Poison oak, or toxicodendron rydbergii, is most commonly found west of the Rocky Mountains, usually in small bushes, but sometimes as a climbing vine. The leaves have smooth edges and will grow in clusters of three, five, or seven.
Poison sumac, known scientifically as toxicodendron vernix, is most commonly found in the wet areas of the southeast United States. The leaves will typically be smooth and oval-shaped, with seven to thirteen leaves growing together per stem.
Rash severity depends on how much of your skin comes into contact with the plants. Redness, bumps, and, in severe cases, even blisters are all common characteristics. These typically appear within a few hours of contact, although it may be up to a week if it's your first exposure. Read on for some of the best rash treatment options.

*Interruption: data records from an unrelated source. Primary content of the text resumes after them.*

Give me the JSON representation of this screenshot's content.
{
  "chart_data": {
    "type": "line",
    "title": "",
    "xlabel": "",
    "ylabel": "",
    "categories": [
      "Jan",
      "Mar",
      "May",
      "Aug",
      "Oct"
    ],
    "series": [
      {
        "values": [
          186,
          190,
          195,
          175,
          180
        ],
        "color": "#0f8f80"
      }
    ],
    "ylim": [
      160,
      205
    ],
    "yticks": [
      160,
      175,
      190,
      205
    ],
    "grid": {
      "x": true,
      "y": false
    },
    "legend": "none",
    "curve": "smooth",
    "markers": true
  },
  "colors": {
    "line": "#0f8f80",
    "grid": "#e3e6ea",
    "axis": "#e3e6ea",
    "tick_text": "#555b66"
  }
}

Very mild rashes may go away on their own without treatment. However, if you want to reduce your itchiness, wash the affected area with cool water (to remove the plant's poisonous oils) and apply calamine lotion, which can be purchased over-the-counter.
For more severe rashes, over-the-counter antihistamines may be necessary. Some popular ones include diphenhydramine (Benadryl), loratadine (Claritin), and cetirizine (Zyrtec). A common side effect for all these products is drowsiness, so use caution when taking them.
In rare cases, prescription treatments may be necessary to eliminate symptoms. Doctors will generally recommend oral steroids, such as prednisone, for very severe rashes.
The best way to avoid rashes is by correctly identifying poison ivy, oak, and sumac plants and avoiding them. However, keeping your eyes constantly peeled for these itchy offenders is not always practical, so be sure to wear protective clothing when outdoors as well—such as long sleeves and gloves.
Deadly Allergic Reactions
If you're severely allergic to poison ivy, oak, or sumac, there's a good chance contact with them could lead to a life-threatening reaction. In addition to a widespread rash, you may also experience difficulty breathing, tightness in the chest, and swelling around the nose and mouth. If this occurs, you should immediately seek emergency medical attention.